La decisión de Junts per Catalunya de alejarse definitivamente del consenso político con PSC, Esquerra y comuns para modificar la ley del catalán resquebraja el acuerdo sobre la lengua y deja a la intemperie la respuesta que se debe dar a la intromisión de la justicia española en el porcentaje del castellano en las aulas de Catalunya. Sigue habiendo mayoría parlamentaria si los tres grupos firmantes quieren sacar adelante el proyecto —el elemento más polémico era la introducción del castellano también como lengua vehicular en la escuela, según el proyecto lingüístico que fije cada centro—, pero la decisión de Junts también modifica el alineamiento de las entidades soberanistas y las más específicamente relacionadas con la lengua o con la educación, ya que la ausencia de consenso político reafirma a las que ya estaban en contra del acuerdo y aleja aquellas que se hubieran podido incorporar si había un acuerdo.
Aunque la decisión de Junts estaba en barbecho desde finales del pasado mes de marzo, cuando primero se sumó a la fotografía de la unidad y a las pocas horas congeló su participación, el volantazo que se ha acabado dando a su primera voluntad ha sido importante, pasando de encabezar el sí a querer liderar el no. El congreso de Junts del próximo 4 de junio tiene bastante que ver y el acuerdo entre Laura Borràs y Jordi Turull también, más allá de que la formalidad de la ruptura corresponda en puridad aún al mandato de Jordi Sànchez. Le corresponde a Esquerra decidir qué hacer ahora y al president Pere Aragonès gestionar una crisis sobrevenida en la que los dos socios del gobierno mantienen una posición radicalmente opuesta y no precisamente sobre un tema menor. Por si no fuera poco, recae sobre la Conselleria d'Educació, con Josep Gonzàlez-Cambray al frente, que parece estar bajo una tormenta perfecta, ya que este problema se solapa con el del calendario del inicio del curso escolar en septiembre que el departamento pretende adelantar y que tiene soliviantada a la comunidad educativa.

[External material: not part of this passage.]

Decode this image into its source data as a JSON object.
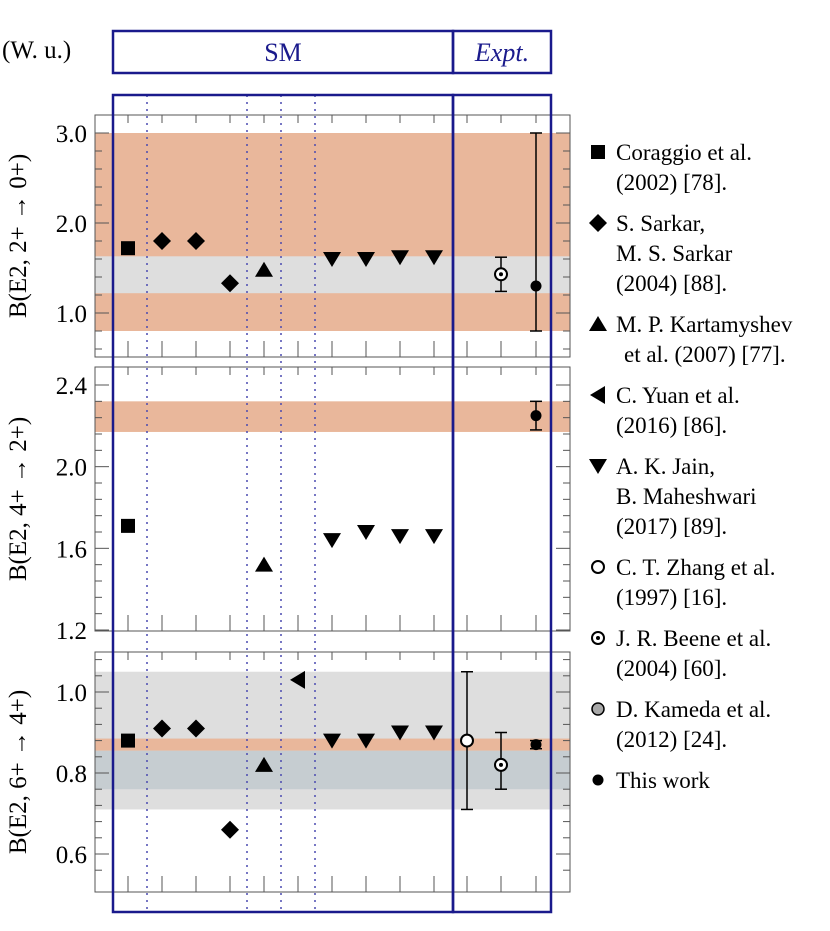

Todo ello, teniendo en cuenta el ultimátum del Tribunal de Justícia de Catalunya (TSJC) para que el 25% de la educación se realice en castellano, una cuestión capital y que gravita sobre cualquier arquitectura de un acuerdo, ya que no se puede esquivar sin un acto de desacato político. Y, seguramente, tampoco así, ya que el TSJC puede dirigirse directamente a todos los centros escolares con una instrucción en este sentido. Pero lo cierto es que ahí estamos, tratando de dar la vuelta a una decisión imposible del TSJC que después de muchos quiebros y de muchos recursos ha llegado a la recta final respecto a este 25%. Y de ahí que lo que se buscaba, o así se decía, era intentar proteger la educación en catalán en el otro 75%.
El caso de la lengua catalana, donde se ha concentrado en los últimos años la mayor ofensiva política, judicial y mediática española es paradigmático de muchas cosas, la gran mayoría preocupantes. El escenario de los años 80 y una parte de los 90 ya no existe y como demostró la sentencia del nuevo Estatut ya nada queda blindado por ley. El Estado irrumpe en las competencias propias y diluye las compartidas arrinconando hasta extremos, en ocasiones, insultantes lo que es la capacidad de la Generalitat para autogobernarse. Esta es la cruda realidad que la polémica sobre la inmersión escolar pone delante nuestro, nos guste verlo o no. Ya no hay blindaje de nada y la justicia ha entrado como un obús al decidir algo tan alejado de sus competencias como el programa escolar de cada uno de los cursos. Es una anomalía y una barbaridad, pero tiene todo el sentido del mundo.
Asfixia económica, recorte de competencias, ruptura del modelo educativo, ataque a la lengua catalana y amputación de la capacidad legislativa forman parte del mismo paquete restrictivo en que se encuentra inmersa Catalunya. Y mientras no se quiera visualizar la globalidad del problema, será imposible hacer un diagnóstico y encontrar un camino a seguir.